Nous allons donc être réunis tous ensemble et nous soutenir les uns les autres. Je n’ai pas besoin de vous dire combien ce sera une chose douce à mon amitié et tranquillisante pour ma sollicitude qui est continuelle. Pour moi, je partirai lundi et serai mardi matin à Versailles, où il faut que j’aille avant tout, pour voir les apprêts qui se font. Si vous pouvez y venir, ce sera fort commode pour moi. Sinon, j’irai vous voir et vous réunir en conseil dans le courant de l’après-midi !…

Neuf heures, samedi.

Je reçois votre dépêche d’hier deux heures trente minutes et je me hâte d’y répondre… Pour la Conférence, je n’ai pas grand goût à des démonstrations mal écoutées ou pas écoutées du tout et n’étant suivies d’aucun effet. Elles irritent M. de Bismarck sans l’arrêter et elles sont plus nuisibles qu’utiles. Obtenons l’évacuation, celle de la droite de la Seine jusqu’à la frontière de l’Est (en faisant le premier paiement) et puis, quand nous n’aurons plus le pied de l’ennemi sur la gorge, alors nous verrons. Pour le moment, veillons surtout à l’évacuation et ne la retardons pas par des démonstrations inefficaces à Londres. Nous n’obtiendrons aucun appui réel des neutres, parce que, délivrés de la guerre, ils auraient une affreuse peur de la voir renaître. Du reste, nous nous entretiendrons de tout cela à Versailles ou à Paris…
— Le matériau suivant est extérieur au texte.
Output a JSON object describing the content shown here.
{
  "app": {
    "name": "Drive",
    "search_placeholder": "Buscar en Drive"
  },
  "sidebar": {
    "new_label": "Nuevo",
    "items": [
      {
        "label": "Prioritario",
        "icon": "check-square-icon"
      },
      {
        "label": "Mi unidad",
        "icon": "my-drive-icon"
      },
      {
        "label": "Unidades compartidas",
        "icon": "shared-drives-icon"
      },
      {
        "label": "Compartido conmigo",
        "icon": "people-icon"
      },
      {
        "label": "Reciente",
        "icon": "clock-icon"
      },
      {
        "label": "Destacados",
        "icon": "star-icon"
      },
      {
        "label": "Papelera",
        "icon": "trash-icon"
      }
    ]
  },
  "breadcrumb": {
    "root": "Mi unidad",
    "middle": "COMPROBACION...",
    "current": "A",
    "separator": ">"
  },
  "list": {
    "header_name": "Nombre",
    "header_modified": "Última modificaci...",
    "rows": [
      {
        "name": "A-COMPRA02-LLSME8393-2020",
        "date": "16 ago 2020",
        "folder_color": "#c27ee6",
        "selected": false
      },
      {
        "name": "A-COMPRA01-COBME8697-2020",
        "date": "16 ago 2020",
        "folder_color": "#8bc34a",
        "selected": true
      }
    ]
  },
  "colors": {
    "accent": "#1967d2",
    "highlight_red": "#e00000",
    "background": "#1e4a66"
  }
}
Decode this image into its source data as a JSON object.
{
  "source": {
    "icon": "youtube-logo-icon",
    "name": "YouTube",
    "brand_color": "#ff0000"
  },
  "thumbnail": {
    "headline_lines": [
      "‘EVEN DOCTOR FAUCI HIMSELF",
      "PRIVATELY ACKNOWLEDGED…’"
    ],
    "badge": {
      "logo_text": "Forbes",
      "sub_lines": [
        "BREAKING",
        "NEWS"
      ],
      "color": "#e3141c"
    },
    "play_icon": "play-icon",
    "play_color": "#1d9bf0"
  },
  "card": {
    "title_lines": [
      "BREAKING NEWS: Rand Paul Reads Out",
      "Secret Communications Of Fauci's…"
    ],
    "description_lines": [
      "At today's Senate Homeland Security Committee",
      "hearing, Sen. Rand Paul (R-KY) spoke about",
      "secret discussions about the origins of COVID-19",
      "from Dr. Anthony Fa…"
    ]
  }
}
Quant à la situation de Paris, je suis toujours d’avis de ne rien brusquer, persuadé que je suis, que la patience et le ridicule ont grande chance de triompher de toutes ces résistances. Au surplus, la Chambre en arrivant vous amènera 10 000 hommes excellens, et ce sera un nouvel argument ajouté à beaucoup d’autres.

Adieu, mon bien cher ami, à mardi ; je me fais une vraie joie de vous revoir cette fois pour ne plus vous quitter.

A. Thiers.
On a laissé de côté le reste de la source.